En effet, quelle histoire pouvait-il encore (vouloir) raconter ? Peut-être ne le sait-il pas lui-même tant Elizabethtown emmène le spectateur vers des horizons différents et insoupçonnés. Cette richesse deviendrait presque pour le film son propre ennemi. Écriture parfois gauche, choix au final non assumés, sincérité flirtant avec la naïveté. Ce n’est pas nouveau, la volonté de perfection, tant sur le fond que sur la forme, de Cameron Crowe peut lui jouer des tours et en agacer certains.

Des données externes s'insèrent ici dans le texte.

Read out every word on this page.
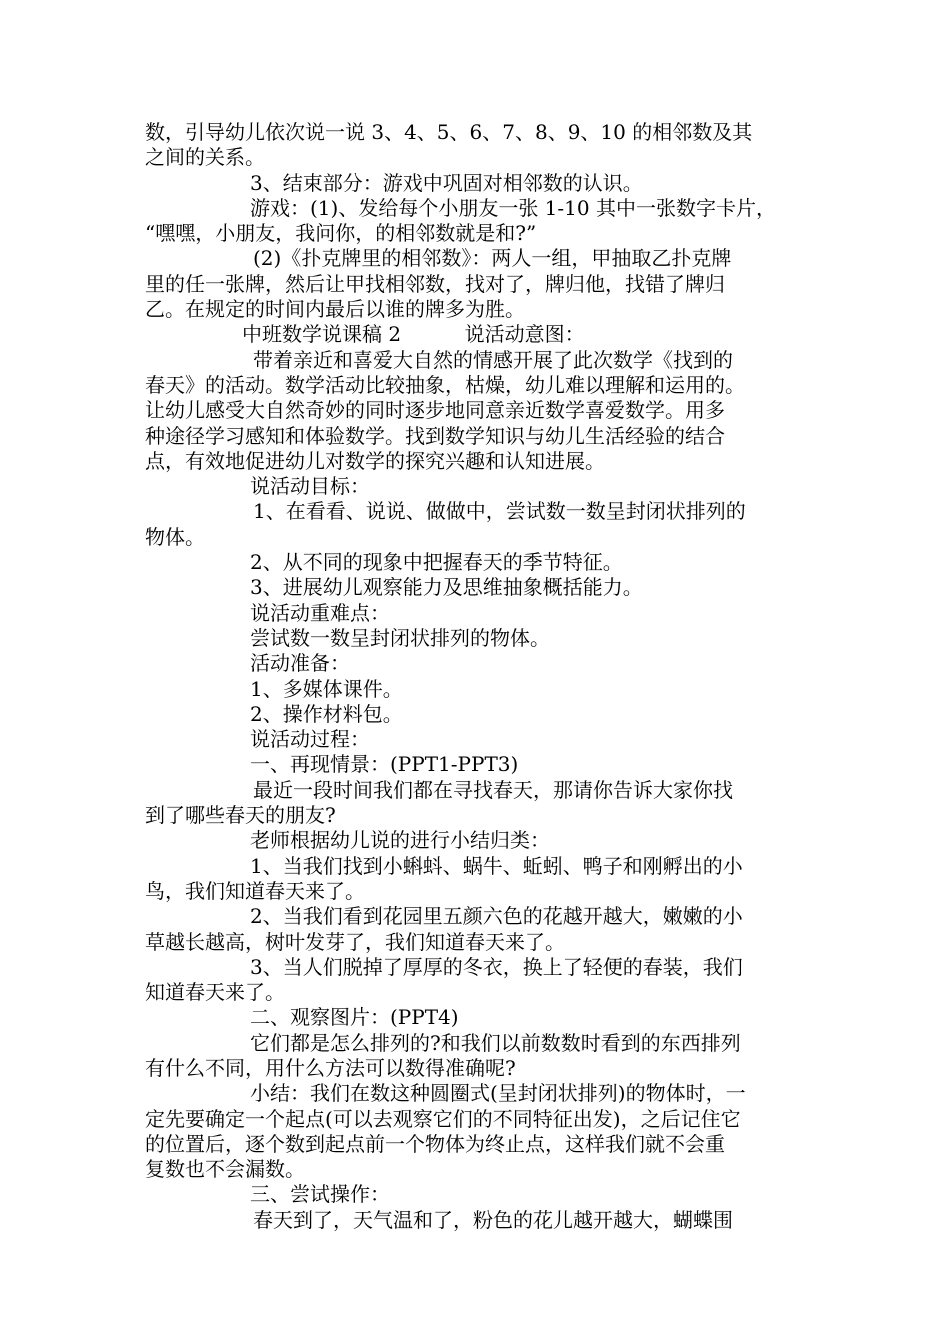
数，引导幼儿依次说一说 3、4、5、6、7、8、9、10 的相邻数及其
之间的关系。
3、结束部分：游戏中巩固对相邻数的认识。
游戏：(1)、发给每个小朋友一张 1-10 其中一张数字卡片，
“嘿嘿，小朋友，我问你，的相邻数就是和?”
(2)《扑克牌里的相邻数》：两人一组，甲抽取乙扑克牌
里的任一张牌，然后让甲找相邻数，找对了，牌归他，找错了牌归
乙。在规定的时间内最后以谁的牌多为胜。
中班数学说课稿 2          说活动意图：
带着亲近和喜爱大自然的情感开展了此次数学《找到的
春天》的活动。数学活动比较抽象，枯燥，幼儿难以理解和运用的。
让幼儿感受大自然奇妙的同时逐步地同意亲近数学喜爱数学。用多
种途径学习感知和体验数学。找到数学知识与幼儿生活经验的结合
点，有效地促进幼儿对数学的探究兴趣和认知进展。
说活动目标：
1、在看看、说说、做做中，尝试数一数呈封闭状排列的
物体。
2、从不同的现象中把握春天的季节特征。
3、进展幼儿观察能力及思维抽象概括能力。
说活动重难点：
尝试数一数呈封闭状排列的物体。
活动准备：
1、多媒体课件。
2、操作材料包。
说活动过程：
一、再现情景：(PPT1-PPT3)
最近一段时间我们都在寻找春天，那请你告诉大家你找
到了哪些春天的朋友?
老师根据幼儿说的进行小结归类：
1、当我们找到小蝌蚪、蜗牛、蚯蚓、鸭子和刚孵出的小
鸟，我们知道春天来了。
2、当我们看到花园里五颜六色的花越开越大，嫩嫩的小
草越长越高，树叶发芽了，我们知道春天来了。
3、当人们脱掉了厚厚的冬衣，换上了轻便的春装，我们
知道春天来了。
二、观察图片：(PPT4)
它们都是怎么排列的?和我们以前数数时看到的东西排列
有什么不同，用什么方法可以数得准确呢?
小结：我们在数这种圆圈式(呈封闭状排列)的物体时，一
定先要确定一个起点(可以去观察它们的不同特征出发)，之后记住它
的位置后，逐个数到起点前一个物体为终止点，这样我们就不会重
复数也不会漏数。
三、尝试操作：
春天到了，天气温和了，粉色的花儿越开越大，蝴蝶围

Mais, paradoxalement, ce qui apparaît a priori comme des défauts participent à créer au sein et autour du film un esprit et une imagerie entre le nostalgique et le doux amer. Gentil, beau, chaleureux, honnête, drôle sont avant tout des qualificatifs, bien qu’il soit plus fréquent aujourd’hui de les brocarder. Or, Elizabethtown redonne à ces émotions et ces sentiments, malheureusement galvaudés, un sens, peut-être même leur sens originel.
Contrairement au personnage interprété avec classe et calme par Orlando Bloom, qui voudrait que tout soit noir ou blanc – c’est plus simple -, le film s’efforce, pour nous, de toujours choisir le coloré. Les moyens employés changent (une musique, un plan, un mot), les tentatives échouent (parfois), mais c’est le jeu, c’est le cinéma, c’est la vie. De ce point de vue, le dernier acte, sous la forme d’un road-trip musical, est exemplaire (presque un film dans le film). Le personnage, lumineux et généreux, de Kirsten Dunst se découvre peu à peu, souvenir par souvenir, morceau après morceau (encore une BO référence, compilée avec sa femme Nancy Wilson). Alors qu’on pouvait les croire tout droit sortis de rêves d’adolescent(e)s, ils prennent ainsi corps, non pas en tant qu’êtres de chair et de sang, mais en tant que fruits d’un passé, d’une famille, d’une culture. Leurs actes, aussi extraordinaires soient-ils, deviennent alors plus proches de nous. Et l’optimisme est de nouveau de mise.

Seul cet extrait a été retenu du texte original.